This does not come as a surprise, as many AI models are trained with datasets, including personal data, and most AI systems are used by humans who can be identified by their usernames or other log-in credentials.
In addition, both regulations aim to protect the fundamental rights of individuals and the responsible use of data, as outlined in Recital 10 of the AI Act. The GDPR safeguards the right to the protection of personal data in particular. The AI Act focuses primarily on the health and safety of individuals, as well as other fundamental rights protecting democracy, the rule of law or the environment.
Personal data and AI
The AI Act includes specific rules that cover biometric data, profiling and automated decision-making, which are also within the scope of the GDPR. Furthermore, the AI Act clarifies the GDPR always applies when personal data is processed. These regular processing scenarios are also subject to GDPR rules, when the processing takes place within its territorial scope per Article 2 and when the processed data is personal, meaning it relates to the data subject, an identified or identifiable natural person, per Article 4.

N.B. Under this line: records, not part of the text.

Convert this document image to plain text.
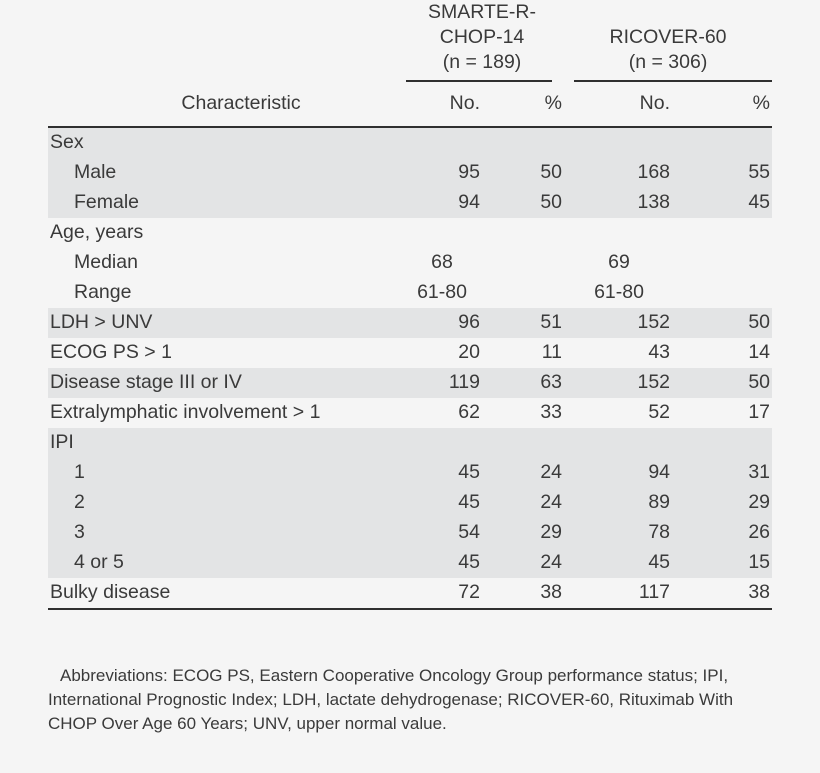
	SMARTE-R-
CHOP-14
(n = 189)		RICOVER-60
(n = 306)	

Characteristic	No.	%	No.	%

Sex				
Male	95	50	168	55
Female	94	50	138	45
Age, years				
Median	68		69	
Range	61-80		61-80	
LDH > UNV	96	51	152	50
ECOG PS > 1	20	11	43	14
Disease stage III or IV	119	63	152	50
Extralymphatic involvement > 1	62	33	52	17
IPI				
1	45	24	94	31
2	45	24	89	29
3	54	29	78	26
4 or 5	45	24	45	15
Bulky disease	72	38	117	38

Abbreviations: ECOG PS, Eastern Cooperative Oncology Group performance status; IPI, International Prognostic Index; LDH, lactate dehydrogenase; RICOVER-60, Rituximab With CHOP Over Age 60 Years; UNV, upper normal value.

If personal data is used to train an AI model to improve a picture uploaded to an online photo editor, or simply because a user logs onto the AI system with their name and email, the GDPR rules need to be followed as usual. First and foremost, that means processing personal data requires a legal basis, according to GDPR Article 6. In the context of model training and the deployment of AI systems, there are three main legal grounds to consider: the legitimate interests pursued by the controller or by a third party, contractual necessity, and the data subject's consent. Also, other legal grounds can justify processing personal data in specific circumstances, such as when the "vital interests" of a data subject are protected in emergency situations.

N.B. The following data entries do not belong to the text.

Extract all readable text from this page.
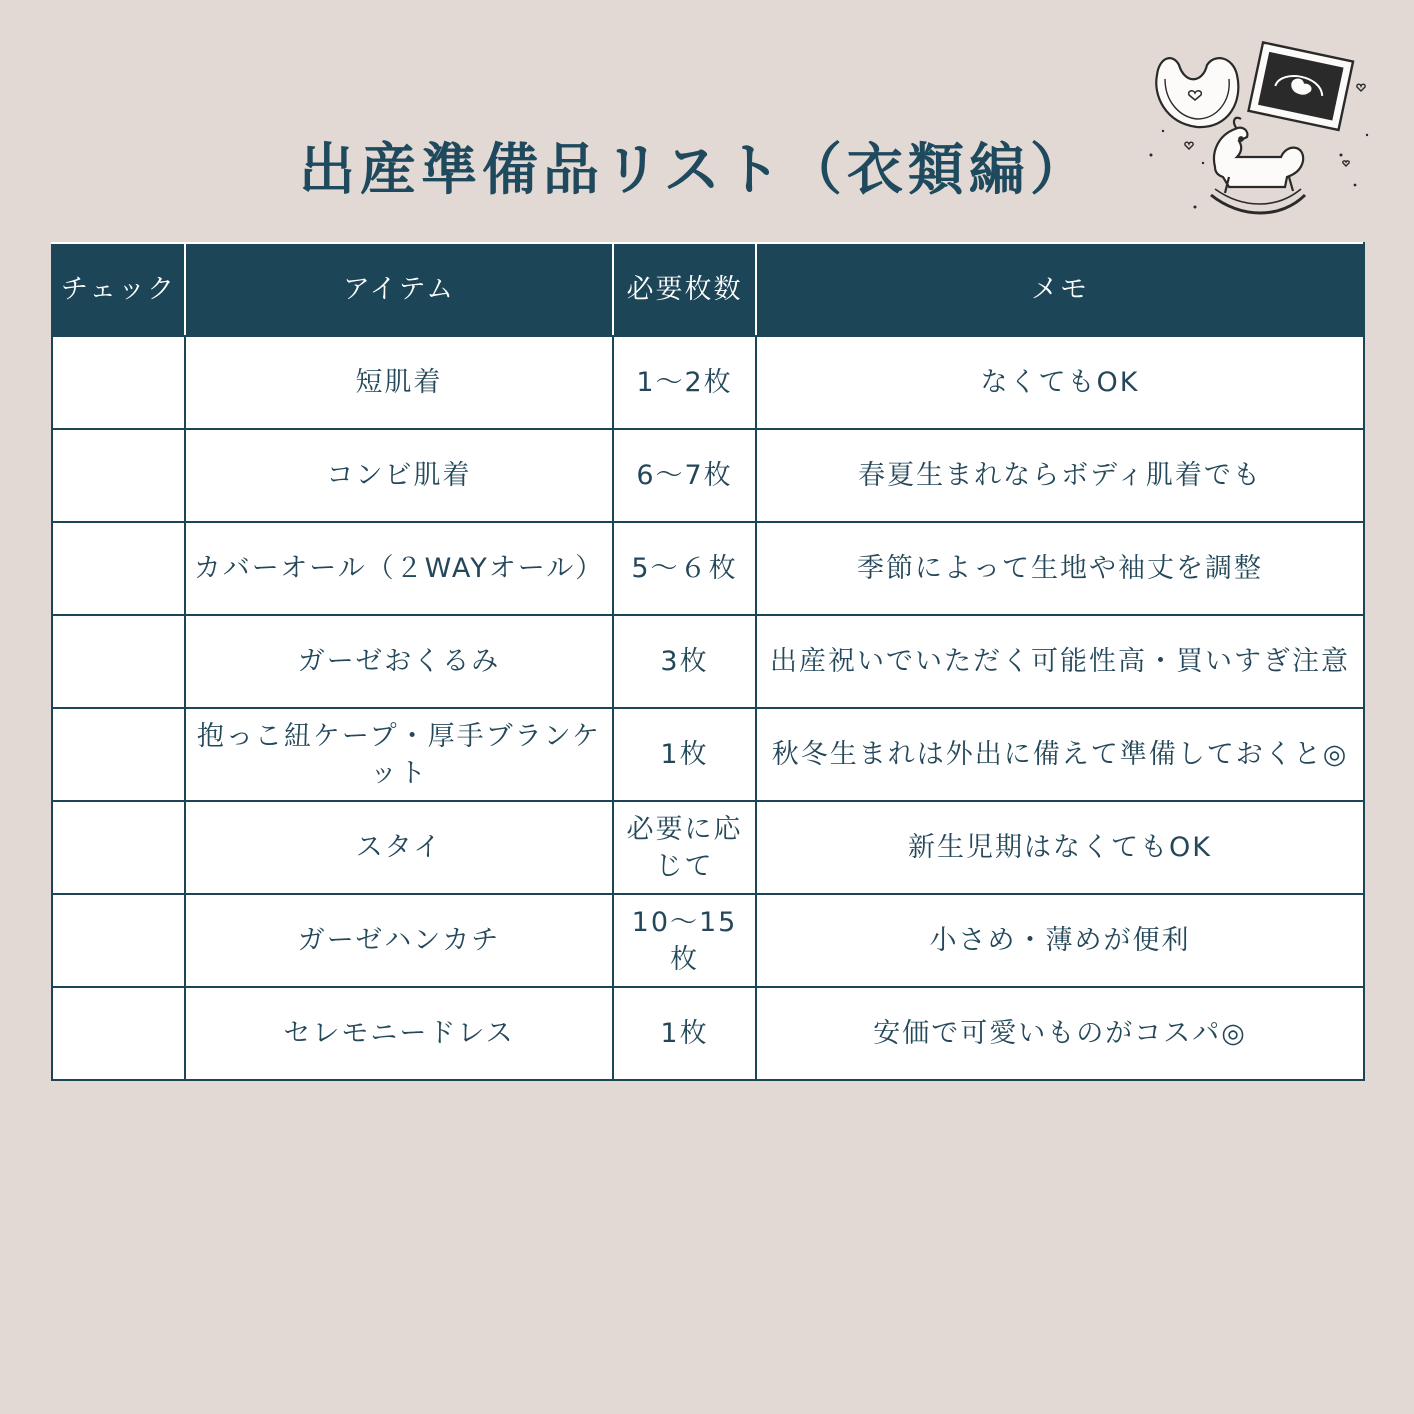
出産準備品リスト（衣類編）
チェック	アイテム	必要枚数	メモ
	短肌着	1〜2枚	なくてもOK
	コンビ肌着	6〜7枚	春夏生まれならボディ肌着でも
	カバーオール（２WAYオール）	5〜６枚	季節によって生地や袖丈を調整
	ガーゼおくるみ	3枚	出産祝いでいただく可能性高・買いすぎ注意
	抱っこ紐ケープ・厚手ブランケット	1枚	秋冬生まれは外出に備えて準備しておくと◎
	スタイ	必要に応じて	新生児期はなくてもOK
	ガーゼハンカチ	10〜15枚	小さめ・薄めが便利
	セレモニードレス	1枚	安価で可愛いものがコスパ◎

The AI Act specifically addresses the use of sensitive personal data or "'special categories of personal data," in the language of GDPR Article 9. Article 10 of the AI Act provides legal grounds for processing these special categories of sensitive data, specifically and exclusively for bias detection and correction in relation to high-risk AI systems. However, this exception only applies if certain conditions are met. Among others, the use of other nonsensitive data, including synthetic or anonymized data, is not sufficient to ensure bias is appropriately addressed in high-risk AI systems. The AI Act also requires sensitive personal data used for bias mitigation to be safeguarded by technical measures, including the pseudonymization of sensitive data, to limit the reuse of the data and, more broadly, to enhance security and privacy protection.
Privacy-enhancing technologies are important tools to solve the potential conflict between the GDPR's data minimization principle and the requirement to process large datasets, which can help ensure AI systems make fair and accurate assumptions. Various PETs, including anonymization, synthetic data, federated learning and fully homomorphic encryption, also available as open source or "as a service," can help unlock the value of personal data in the AI context in compliance with the GDPR rules.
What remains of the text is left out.